\"Bleached Faith\" (Religion)

by dhw, Monday, October 12, 2009, 11:10 (5316 days ago) @ xeno6696

Matt: The only times a reconciliation needs to happen between the two, are either when science implicitly challenges a religious claim, or when a religious claim challenges science. Otherwise they coexist.-The challenge is often explicit, but yes, we've reached agreement. Just a few brief comments to clear up the remaining twiddly-bits. The fact that religion and science study different things is not a rigid division. I can think of very few subjects of study that don't overlap with others, which is why interdisciplinary studies are now so essential to many forms of research. My objection was to the Gould concept of non-overlapping magisteria, to which you had agreed. They have to overlap if religion is to maintain its credibility.
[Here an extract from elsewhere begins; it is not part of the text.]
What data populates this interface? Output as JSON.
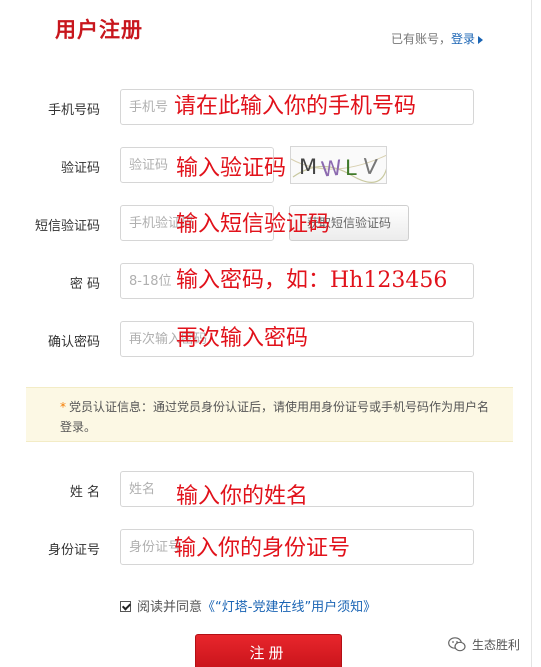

I didn't object to your use of "complementary" (though your colour example was an interesting use I didn't know about), but to your rejection of "compatible".-I certainly shan't disagree when you say that religion steps in to help with the problem of suffering, though I think it does a great deal more than that. The point I was making was that if its God were toppled, religion could not fulfil any of its tasks ... alleviating suffering, establishing moral codes, giving purpose to life, and believe it or not in some cases actually providing a source of joy. That is why a scientific threat to the "authenticity" of God has to be met by a scientific response ... but we have already agreed on that too. (N.B. I'm not saying that you need God to accomplish those tasks, but that religion needs God to accomplish them in its own way.)-It's interesting how many of the discussions on this forum (not just those in which you participate) revolve around difficulties of communication. Even with seemingly clear terms like evolution, abiogenesis, paranormal, natural, agnostic, we find huge areas of uncertainty opening up, because they mean different things to different people. Words are, of course, an indispensable tool, but no-one should be fooled into thinking that they're anything more than symbols. In similar vein, I love Magritte's painting of a pipe, entitled "Ceci n'est pas une pipe" [this is not a pipe]. It's worth a hundred pages of philosophy.